RWW: You’ve argued that there are proposals going on [emerging from] WCIT that would place further restrictions on Internet cooperation, and operations between Internet stakeholders. Could you explain those a bit, and perhaps distinguish them from the act of negotiating a treaty?

SW: If you step back and look at what the International Telecommunications Regulations are, dating back to 1988 and, in fact, much further than that, it’s a framework through which countries could exchange telecommunications traffic across borders. If you think of where we were in 1988, they are - as you would expect - a snapshot of the era. This is an era where you have traditional telecom operators - in many cases, government owned; in some cases, government operated.  We didn’t have independent regulatory agencies, relatively little competition in terms of end user services and devices. But since then, obviously global communications has shifted dramatically, and countries, quite naturally, are trying to see how they can update the treaty.

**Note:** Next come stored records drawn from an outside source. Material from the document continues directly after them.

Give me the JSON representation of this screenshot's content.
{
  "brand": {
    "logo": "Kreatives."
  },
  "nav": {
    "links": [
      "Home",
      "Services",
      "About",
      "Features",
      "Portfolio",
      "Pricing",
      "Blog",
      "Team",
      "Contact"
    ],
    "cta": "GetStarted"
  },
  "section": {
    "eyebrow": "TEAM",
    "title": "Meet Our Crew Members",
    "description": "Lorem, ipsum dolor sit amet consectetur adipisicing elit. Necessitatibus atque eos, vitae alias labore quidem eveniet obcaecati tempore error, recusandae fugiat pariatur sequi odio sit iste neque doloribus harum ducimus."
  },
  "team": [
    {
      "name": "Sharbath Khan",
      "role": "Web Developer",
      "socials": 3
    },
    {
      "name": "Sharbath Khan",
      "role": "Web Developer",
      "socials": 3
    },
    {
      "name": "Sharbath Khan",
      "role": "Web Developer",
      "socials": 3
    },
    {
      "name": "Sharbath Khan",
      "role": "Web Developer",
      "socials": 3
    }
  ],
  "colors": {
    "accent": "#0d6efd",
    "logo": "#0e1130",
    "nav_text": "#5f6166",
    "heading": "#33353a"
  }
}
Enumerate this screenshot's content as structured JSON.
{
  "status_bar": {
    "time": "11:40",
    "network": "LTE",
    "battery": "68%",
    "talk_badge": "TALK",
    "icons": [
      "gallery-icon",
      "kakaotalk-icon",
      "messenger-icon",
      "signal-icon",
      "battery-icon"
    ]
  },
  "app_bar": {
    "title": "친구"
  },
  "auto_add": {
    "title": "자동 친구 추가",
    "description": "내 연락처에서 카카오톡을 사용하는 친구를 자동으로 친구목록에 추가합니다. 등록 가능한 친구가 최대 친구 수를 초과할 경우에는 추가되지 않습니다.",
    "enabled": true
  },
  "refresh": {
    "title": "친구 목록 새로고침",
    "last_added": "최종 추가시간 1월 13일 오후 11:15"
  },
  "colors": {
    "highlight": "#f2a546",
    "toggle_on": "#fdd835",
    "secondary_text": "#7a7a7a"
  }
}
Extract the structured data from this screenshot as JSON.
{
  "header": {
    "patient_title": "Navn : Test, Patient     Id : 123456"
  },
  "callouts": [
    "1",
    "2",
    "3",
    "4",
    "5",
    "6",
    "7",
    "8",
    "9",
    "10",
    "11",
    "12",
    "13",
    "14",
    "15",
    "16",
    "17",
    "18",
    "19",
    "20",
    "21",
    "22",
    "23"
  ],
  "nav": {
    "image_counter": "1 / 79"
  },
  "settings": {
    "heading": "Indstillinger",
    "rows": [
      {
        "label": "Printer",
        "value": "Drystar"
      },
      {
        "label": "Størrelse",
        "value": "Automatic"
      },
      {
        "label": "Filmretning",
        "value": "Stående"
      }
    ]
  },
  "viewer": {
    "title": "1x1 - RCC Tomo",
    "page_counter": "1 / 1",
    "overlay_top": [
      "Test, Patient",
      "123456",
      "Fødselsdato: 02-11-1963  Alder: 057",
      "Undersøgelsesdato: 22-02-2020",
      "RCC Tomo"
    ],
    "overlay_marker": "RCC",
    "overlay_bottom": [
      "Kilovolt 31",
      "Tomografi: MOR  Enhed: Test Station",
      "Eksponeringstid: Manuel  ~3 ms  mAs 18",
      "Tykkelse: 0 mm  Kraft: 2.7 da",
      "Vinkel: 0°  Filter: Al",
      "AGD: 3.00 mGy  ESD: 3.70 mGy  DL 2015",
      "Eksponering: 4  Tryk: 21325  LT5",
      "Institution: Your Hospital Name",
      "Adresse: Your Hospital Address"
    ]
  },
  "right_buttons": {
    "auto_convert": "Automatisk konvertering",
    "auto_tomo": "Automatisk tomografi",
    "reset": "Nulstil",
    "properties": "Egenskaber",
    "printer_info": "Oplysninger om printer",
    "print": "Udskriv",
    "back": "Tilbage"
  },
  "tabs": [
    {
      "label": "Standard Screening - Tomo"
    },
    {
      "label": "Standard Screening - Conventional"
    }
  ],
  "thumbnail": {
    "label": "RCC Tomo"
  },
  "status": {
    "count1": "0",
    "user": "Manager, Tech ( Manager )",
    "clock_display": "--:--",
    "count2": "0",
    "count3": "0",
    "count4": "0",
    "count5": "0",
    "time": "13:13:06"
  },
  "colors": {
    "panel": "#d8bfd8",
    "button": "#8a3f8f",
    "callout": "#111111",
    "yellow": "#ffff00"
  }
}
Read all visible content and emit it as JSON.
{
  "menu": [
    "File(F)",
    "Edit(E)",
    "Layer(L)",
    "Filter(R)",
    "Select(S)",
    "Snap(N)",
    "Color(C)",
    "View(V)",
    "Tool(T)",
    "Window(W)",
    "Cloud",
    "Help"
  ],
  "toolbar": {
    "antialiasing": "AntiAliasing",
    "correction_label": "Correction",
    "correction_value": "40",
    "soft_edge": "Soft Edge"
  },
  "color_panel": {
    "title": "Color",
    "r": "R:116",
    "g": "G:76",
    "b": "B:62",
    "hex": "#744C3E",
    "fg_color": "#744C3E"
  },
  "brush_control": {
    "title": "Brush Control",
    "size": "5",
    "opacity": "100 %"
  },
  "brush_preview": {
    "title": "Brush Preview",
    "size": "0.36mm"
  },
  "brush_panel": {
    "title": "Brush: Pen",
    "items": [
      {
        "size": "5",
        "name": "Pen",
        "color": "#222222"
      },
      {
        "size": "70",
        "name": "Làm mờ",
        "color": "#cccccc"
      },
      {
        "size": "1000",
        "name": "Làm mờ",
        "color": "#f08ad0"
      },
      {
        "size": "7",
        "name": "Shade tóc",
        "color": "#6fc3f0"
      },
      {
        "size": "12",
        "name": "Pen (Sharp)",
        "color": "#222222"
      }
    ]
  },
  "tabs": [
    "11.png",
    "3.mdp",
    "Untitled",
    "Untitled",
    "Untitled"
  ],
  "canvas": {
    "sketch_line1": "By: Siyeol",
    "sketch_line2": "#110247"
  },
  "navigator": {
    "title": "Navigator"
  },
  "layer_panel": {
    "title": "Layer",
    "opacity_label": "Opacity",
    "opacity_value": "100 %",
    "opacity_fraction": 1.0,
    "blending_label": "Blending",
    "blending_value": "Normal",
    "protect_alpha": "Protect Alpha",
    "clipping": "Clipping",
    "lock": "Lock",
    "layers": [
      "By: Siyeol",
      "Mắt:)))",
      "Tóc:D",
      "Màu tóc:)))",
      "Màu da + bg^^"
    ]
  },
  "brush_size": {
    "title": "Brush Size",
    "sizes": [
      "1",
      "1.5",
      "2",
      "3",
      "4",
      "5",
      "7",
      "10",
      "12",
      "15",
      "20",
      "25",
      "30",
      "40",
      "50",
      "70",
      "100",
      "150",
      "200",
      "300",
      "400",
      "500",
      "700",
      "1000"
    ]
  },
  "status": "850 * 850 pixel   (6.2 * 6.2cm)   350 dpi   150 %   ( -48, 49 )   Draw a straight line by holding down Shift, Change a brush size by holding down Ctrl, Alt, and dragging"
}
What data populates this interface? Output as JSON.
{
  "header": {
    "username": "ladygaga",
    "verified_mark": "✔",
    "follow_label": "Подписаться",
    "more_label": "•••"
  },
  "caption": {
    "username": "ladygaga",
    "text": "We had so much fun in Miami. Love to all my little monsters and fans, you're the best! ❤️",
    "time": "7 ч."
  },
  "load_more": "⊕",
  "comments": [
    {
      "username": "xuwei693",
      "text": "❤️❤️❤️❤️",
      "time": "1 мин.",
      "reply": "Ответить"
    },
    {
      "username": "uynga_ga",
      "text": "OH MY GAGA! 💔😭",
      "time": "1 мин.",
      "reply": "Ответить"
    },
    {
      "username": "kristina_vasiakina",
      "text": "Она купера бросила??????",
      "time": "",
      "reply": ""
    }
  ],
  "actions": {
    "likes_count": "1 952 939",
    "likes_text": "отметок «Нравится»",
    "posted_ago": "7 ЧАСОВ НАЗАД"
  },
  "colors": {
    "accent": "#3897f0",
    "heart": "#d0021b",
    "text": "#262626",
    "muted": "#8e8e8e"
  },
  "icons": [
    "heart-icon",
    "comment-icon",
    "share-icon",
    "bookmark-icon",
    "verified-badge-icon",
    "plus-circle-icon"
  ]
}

One of the problems that has emerged is, there’s the perspective on the part of some countries that the Internet is simply another telecommunications service, and can therefore be regulated as such - that it can be regulated in the same way, and with much the same rules, as the telecommunications networks of 1988, in terms of numbering, routing, settlements of business relationships, security provisioning, etc. So when we look at some of the proposals that have come forward by governments, what we see is this tendency to say, “This is how we regulated point-to-point communications in the telecommunications era of 1988; we should just simply expand that approach to include the Internet.”

We see some proposals, for example, to simply apply the accounting rate regimes that have been governing the telecommunications space, to IP traffic. We’ve seen proposals to regulate routing of traffic for purposes of directing “security and fraud.”  There are a host of proposals about numbering, which may or may not include IP addressing. There’s actually some 200 pages of proposals, which is quite a heavy read. But this is what has come forward from member states.

An alternative approach to this could be to say, what has worked in the area of telecommunications since 1988?...  The things that have been effective have clearly been things like competition. We’ve seen privatization of services, tremendous innovations with respect to the role of regulators. We have independent regulators today; we have regulatory transparency. These are concepts that are not reflected in the treaty. So we’re trying to make sure we can put forward the vision of perhaps what could be included in a treaty. We’re also stating some fairly strong concerns about some of the proposals that have come forward already.